Word Error Rate and Speech Recognition
The word error rate is taken into consideration by researchers when designing and testing speech recognition technology. Similarly, when customers are deciding the best solution for their needs, especially in business settings, they tend to question the WER because it helps to understand the tool’s accuracy.
At this point, you may be wondering, “What can impact word error rate?” The word error rate can be affected by several factors, including:
Accents
Everyone has an accent. One person may say, “tomato” while another says, “to-mah-to.” Like the idiom goes, arguing over a minor difference isn’t worth it, but when it comes to speech recognition, accents can have a big impact on understanding. Algorithms have to be trained and use context to be able to decipher the right word, especially when accents come into play.
Background Noise
Another inhibiting factor for total accuracy is background noise when people are speaking. Think about it in your own daily life- if there’s a lot of noise when you’re talking to someone on a phone, it could be hard to really understand what they are saying. Automatic speech recognition tools face the same challenge.
Crosstalk
Additionally, have you ever been in a conversation and two people start talking at the same time? How do you or the ASR machine know which voice to prioritize? The truth is, you won’t, and neither does the technology.
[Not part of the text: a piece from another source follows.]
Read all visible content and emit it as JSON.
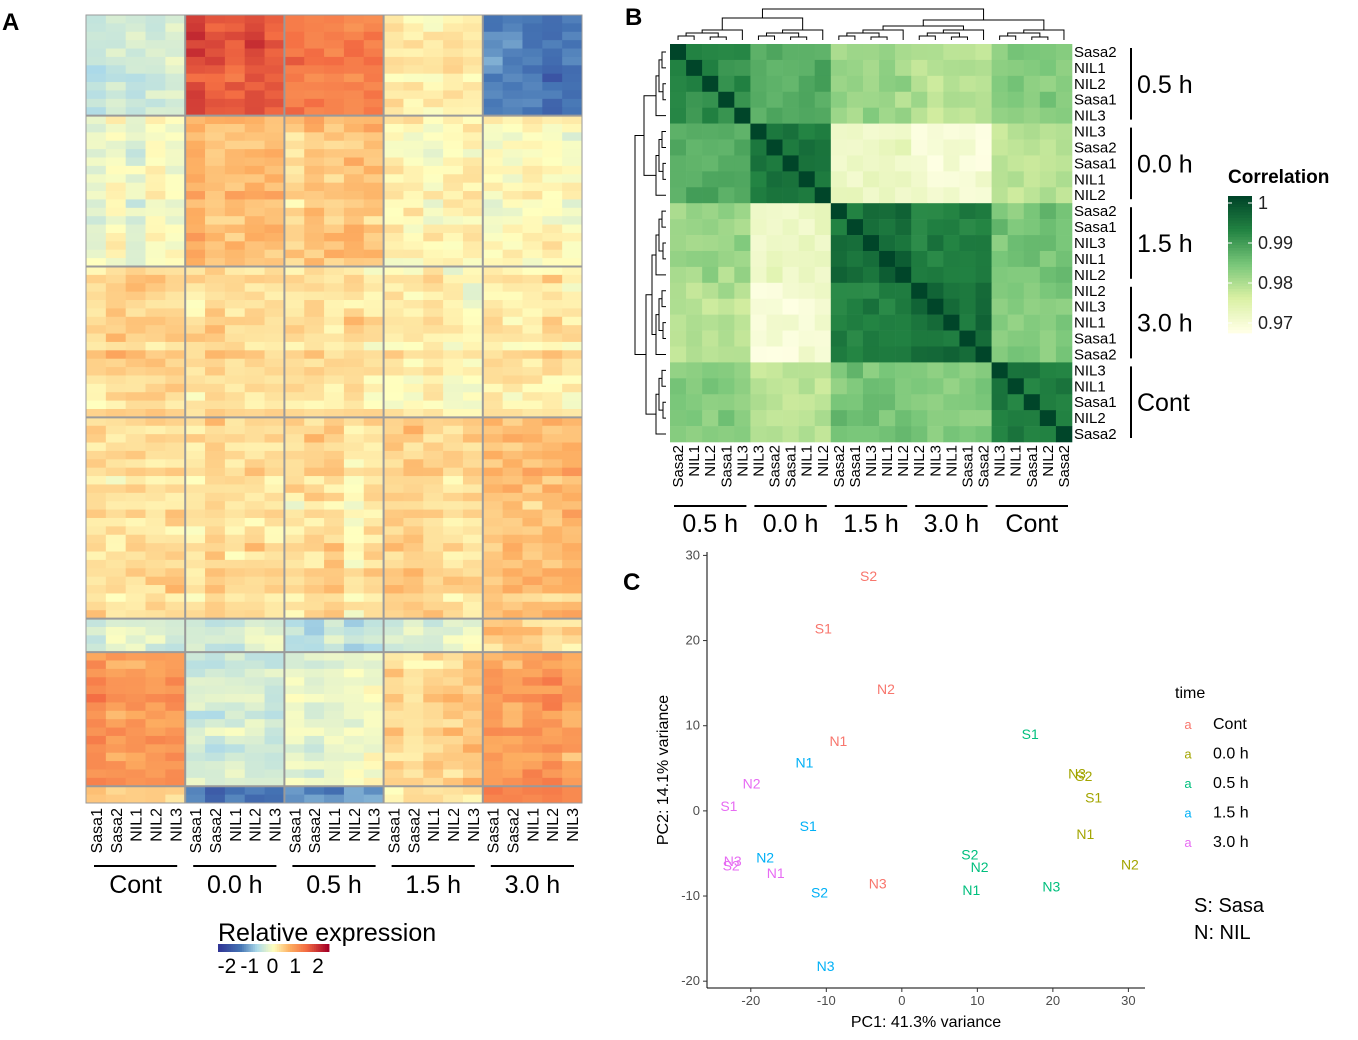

Some technology will simply ignore one voice entirely, which will of course negatively impact the WER.
Industry-Specific Jargon
Last but not least, when businesses leverage speech recognition technology, a major accuracy hurdle exists with the use of industry-specific jargon and vocabulary. Every industry operates with its own set of words and acronyms. For the most part, if an ASR tool isn’t specifically trained upon these terms, it will not understand what’s being said. The exception to this rule is aiOla. aiOla is a first-of-its-kind speech recognition software that knows business-specific jargon, in any accent, language and acoustic environment, without the need to be retrained.
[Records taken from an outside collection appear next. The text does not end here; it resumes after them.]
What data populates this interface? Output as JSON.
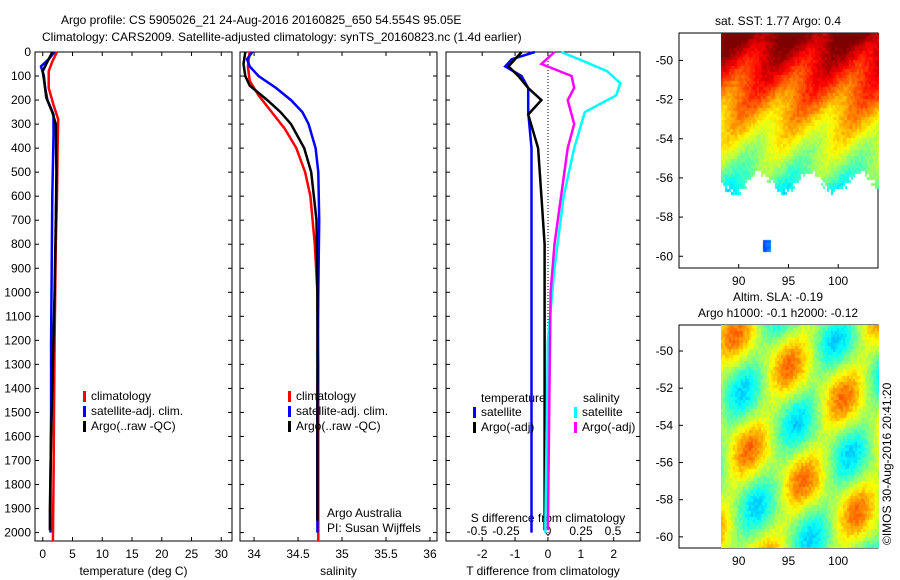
{
  "title1": "Argo profile: CS 5905026_21 24-Aug-2016 20160825_650 54.554S 95.05E",
  "title2": "Climatology: CARS2009. Satellite-adjusted climatology: synTS_20160823.nc (1.4d earlier)",
  "credit": "©IMOS 30-Aug-2016 20:41:20",
  "chart_data": [
    {
      "type": "line",
      "name": "temperature",
      "xlabel": "temperature (deg C)",
      "xlim": [
        -1.3,
        31.8
      ],
      "ylim": [
        0,
        2035
      ],
      "yreversed": true,
      "xticks": [
        0,
        5,
        10,
        15,
        20,
        25,
        30
      ],
      "yticks": [
        0,
        100,
        200,
        300,
        400,
        500,
        600,
        700,
        800,
        900,
        1000,
        1100,
        1200,
        1300,
        1400,
        1500,
        1600,
        1700,
        1800,
        1900,
        2000
      ],
      "legend": [
        "climatology",
        "satellite-adj. clim.",
        "Argo(..raw -QC)"
      ],
      "series": [
        {
          "name": "climatology",
          "color": "#ff0000",
          "depth": [
            0,
            40,
            80,
            150,
            220,
            280,
            400,
            600,
            800,
            1000,
            1200,
            1500,
            1800,
            2035
          ],
          "values": [
            2.4,
            1.6,
            1.0,
            1.0,
            1.8,
            2.6,
            2.5,
            2.4,
            2.2,
            2.1,
            2.0,
            1.9,
            1.8,
            1.7
          ]
        },
        {
          "name": "satellite-adj. clim.",
          "color": "#0000ff",
          "depth": [
            0,
            30,
            60,
            100,
            150,
            200,
            260,
            350,
            600,
            900,
            1200,
            1500,
            1800,
            2000
          ],
          "values": [
            2.0,
            1.0,
            -0.3,
            0.2,
            0.4,
            0.8,
            1.8,
            1.8,
            1.6,
            1.5,
            1.4,
            1.4,
            1.3,
            1.3
          ]
        },
        {
          "name": "Argo(..raw -QC)",
          "color": "#000000",
          "depth": [
            0,
            40,
            80,
            130,
            190,
            250,
            300,
            500,
            700,
            1000,
            1300,
            1600,
            1900,
            1990
          ],
          "values": [
            1.6,
            0.8,
            0.0,
            0.3,
            0.6,
            1.6,
            2.2,
            2.3,
            2.2,
            2.0,
            1.7,
            1.4,
            1.2,
            1.2
          ]
        }
      ]
    },
    {
      "type": "line",
      "name": "salinity",
      "xlabel": "salinity",
      "xlim": [
        33.84,
        36.08
      ],
      "ylim": [
        0,
        2035
      ],
      "yreversed": true,
      "xticks": [
        34,
        34.5,
        35,
        35.5,
        36
      ],
      "legend": [
        "climatology",
        "satellite-adj. clim.",
        "Argo(..raw -QC)"
      ],
      "annotations": [
        "Argo Australia",
        "PI: Susan Wijffels"
      ],
      "series": [
        {
          "name": "climatology",
          "color": "#ff0000",
          "depth": [
            0,
            60,
            120,
            180,
            250,
            320,
            400,
            500,
            600,
            800,
            1000,
            1300,
            1600,
            2035
          ],
          "values": [
            33.95,
            33.93,
            33.95,
            34.05,
            34.2,
            34.35,
            34.48,
            34.58,
            34.64,
            34.69,
            34.72,
            34.73,
            34.73,
            34.73
          ]
        },
        {
          "name": "satellite-adj. clim.",
          "color": "#0000ff",
          "depth": [
            0,
            30,
            60,
            100,
            150,
            200,
            250,
            300,
            400,
            500,
            700,
            1000,
            1500,
            2000
          ],
          "values": [
            33.98,
            33.92,
            33.95,
            34.05,
            34.25,
            34.42,
            34.55,
            34.62,
            34.7,
            34.73,
            34.74,
            34.73,
            34.72,
            34.72
          ]
        },
        {
          "name": "Argo(..raw -QC)",
          "color": "#000000",
          "depth": [
            0,
            50,
            100,
            140,
            200,
            250,
            300,
            400,
            500,
            700,
            1000,
            1400,
            1700,
            1950
          ],
          "values": [
            33.9,
            33.88,
            33.9,
            33.95,
            34.15,
            34.3,
            34.42,
            34.57,
            34.65,
            34.71,
            34.72,
            34.72,
            34.72,
            34.72
          ]
        }
      ]
    },
    {
      "type": "line",
      "name": "differences",
      "xlabel": "T difference from climatology",
      "x2label": "S difference from climatology",
      "xlim": [
        -3.1,
        2.8
      ],
      "ylim": [
        0,
        2035
      ],
      "yreversed": true,
      "xticks": [
        -2,
        -1,
        0,
        1,
        2
      ],
      "x2ticks": [
        -0.5,
        -0.25,
        0,
        0.25,
        0.5
      ],
      "legend_titles": [
        "temperature",
        "salinity"
      ],
      "legend": [
        "satellite",
        "Argo(-adj)",
        "satellite",
        "Argo(-adj)"
      ],
      "series": [
        {
          "name": "T satellite",
          "color": "#0000ff",
          "depth": [
            0,
            30,
            60,
            100,
            150,
            250,
            400,
            600,
            1000,
            1500,
            2000
          ],
          "values": [
            -0.4,
            -1.1,
            -1.3,
            -0.8,
            -0.6,
            -0.6,
            -0.5,
            -0.5,
            -0.5,
            -0.5,
            -0.5
          ]
        },
        {
          "name": "T Argo(-adj)",
          "color": "#000000",
          "depth": [
            0,
            60,
            100,
            150,
            200,
            260,
            400,
            600,
            800,
            1000,
            1500,
            1990
          ],
          "values": [
            -0.8,
            -1.2,
            -0.9,
            -0.6,
            -0.2,
            -0.6,
            -0.3,
            -0.2,
            -0.1,
            -0.1,
            -0.1,
            -0.1
          ]
        },
        {
          "name": "S satellite",
          "color": "#00ffff",
          "depth": [
            0,
            40,
            80,
            130,
            180,
            250,
            400,
            600,
            900,
            1200,
            1600,
            2000
          ],
          "values": [
            0.1,
            0.28,
            0.45,
            0.55,
            0.52,
            0.28,
            0.2,
            0.12,
            0.05,
            0.0,
            -0.01,
            -0.02
          ]
        },
        {
          "name": "S Argo(-adj)",
          "color": "#ff00ff",
          "depth": [
            0,
            50,
            100,
            150,
            200,
            300,
            400,
            600,
            800,
            1000,
            1500,
            1990
          ],
          "values": [
            0.05,
            -0.05,
            0.18,
            0.2,
            0.15,
            0.2,
            0.15,
            0.1,
            0.05,
            0.02,
            0.01,
            0.0
          ]
        }
      ]
    },
    {
      "type": "heatmap",
      "name": "sst-map",
      "title": "sat. SST: 1.77 Argo: 0.4",
      "xticks": [
        90,
        95,
        100
      ],
      "yticks": [
        -50,
        -52,
        -54,
        -56,
        -58,
        -60
      ],
      "xlim": [
        84,
        104
      ],
      "ylim": [
        -60.6,
        -48.6
      ]
    },
    {
      "type": "heatmap",
      "name": "sla-map",
      "title": "Altim. SLA: -0.19",
      "subtitle": "Argo h1000: -0.1 h2000: -0.12",
      "xticks": [
        90,
        95,
        100
      ],
      "yticks": [
        -50,
        -52,
        -54,
        -56,
        -58,
        -60
      ],
      "xlim": [
        84,
        104
      ],
      "ylim": [
        -60.6,
        -48.6
      ]
    }
  ]
}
The word error rate is a useful metric for researchers and developers who optimize ASR solutions as they can identify where room for improvement exists. This way, they have a benchmark to go off of to refine the model’s overall performance and training.
Issues with Word Error Rate
As helpful as the word error rate is for developers and consumers, it isn’t without its limitations. This is mostly due to the fact that the word error rate considers all words to be equal, no matter what their meaning is within a sentence.
The word error rate does not account for:
Context
A minor substitution may not impact the meaning of a sentence overall, depending on the context. For a human, this is simple to decide. But, if the transcription will count the word as “wrong,” even if it doesn’t change the meaning of the sentence, it will still affect the WER.
Error Type
All errors within the WER calculation are equally weighted. So, a substitution, deletion, and insertion carry equal impact in the equation, but in the context and meaning of a sentence, one may actually weigh heavier than another.
Homophones
The word error rate will also penalize homophones. Even though the system is technically hearing the word correctly, it may use the homophone with a different meaning, thereby altering the sentence or phrase.
Punctuation
If I were to tell you that “I have $10,000 dollars” or “I have 10,000 dollars,” would it mean something different? No. But, for a word error rate calculation, it will.
Closing Words
As you can see, the word error rate is a useful metric, but it is not the end-all-be-all for the success of an automatic speech recognition system. While accuracy is the utmost concern, the word error rate can’t be the only consideration worth worrying about.
For businesses, when selecting speech recognition tools, it’s also of value to assess the technology’s speed, scalability, cost, and support. The word error rate is a highly useful starting point and can help narrow down your list of formidable options, but it shouldn’t be taken into account in a vacuum.